Der Kindergarten Inneres Lind befindet sich im ältesten noch erhaltenen Kindergartengebäude der Schweiz. Dieses wurde 1876/1877 nach den Prinzipien von Friedrich Fröbel gebaut. Ab 1877 war im Gebäude der erste Winterthurer Fröbel-Kindergarten untergebracht. Ab 1886 diente es zudem als erster Hort für Schulkinder in der deutschsprachigen Schweiz. Bis heute nutzt man das Gebäude als Kindergarten und Hort. Es erfuhr nur wenige bauliche Veränderungen.


Baujahr
1877

Sanierung
2006­­–2008


Adresse
Kindergarten Inneres Lind
St.

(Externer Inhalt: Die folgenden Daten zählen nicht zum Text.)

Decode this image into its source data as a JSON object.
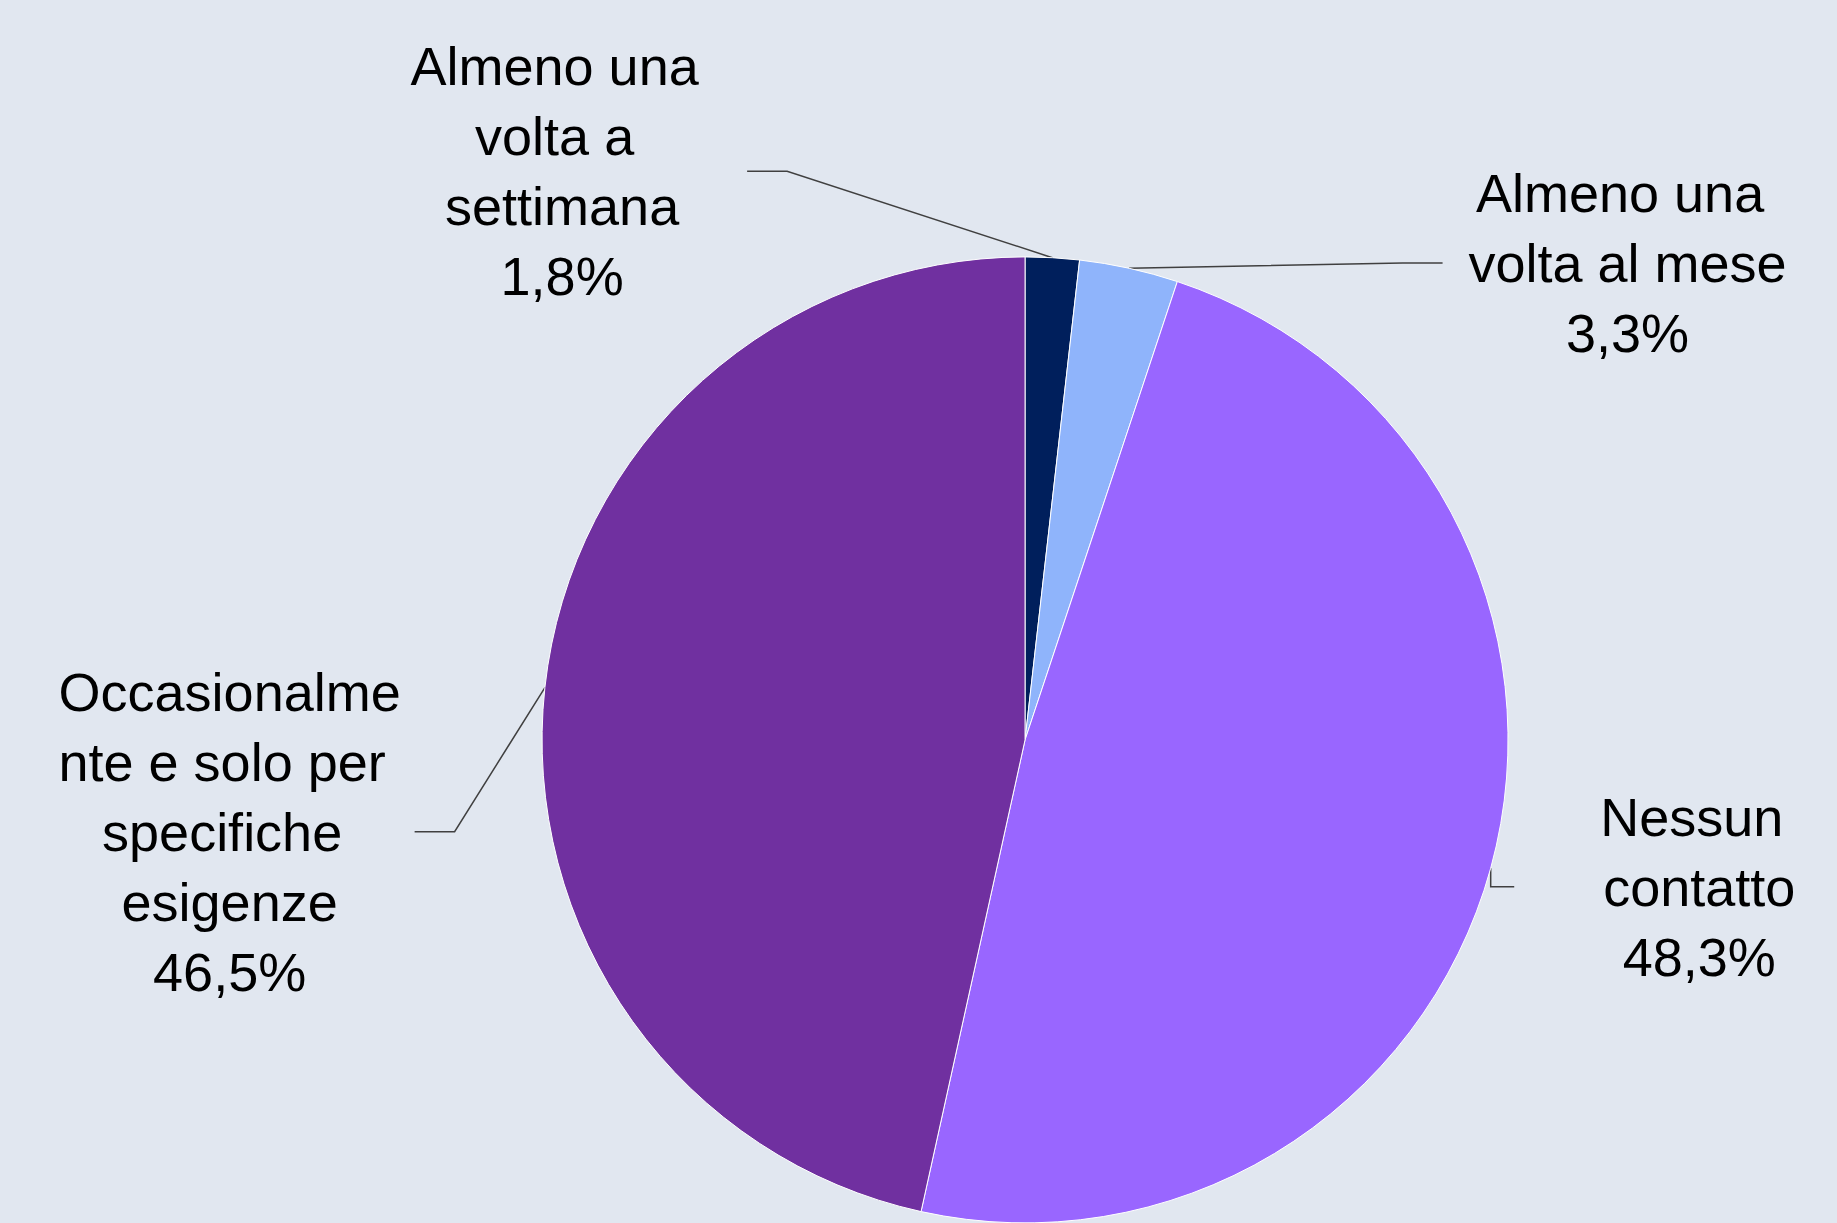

Georgenstrasse 59a
8400 Winterthur

Der Kindergarten Inneres Lind wurde 1877 durch die Hülfsgesellschaft Winterthur eröffnet und betrieben. Damals besuchten rund 50 Kinder den Kindergarten, Aufnahme um 1900.
Foto: winbib (Signatur 032951)

Von der Kinderbewahranstalt zum Fröbelkindergarten

In Winterthur gab es Mitte des 19. Jahrhunderts drei Kleinkinderbewahranstalten, auch Kleinkinderschulen genannt. Diese Einrichtungen nahmen ausschliesslich Vorschulkinder aus der Arbeiterschicht auf, mit dem Ziel, dass Kinder «physisch und psychisch, geistig und körperlich von schlimmen Einflüssen bewahrt werden» (Hungerbühler 1845, S. 4) und zur Linderung der sozialen Not der Arbeiterschicht.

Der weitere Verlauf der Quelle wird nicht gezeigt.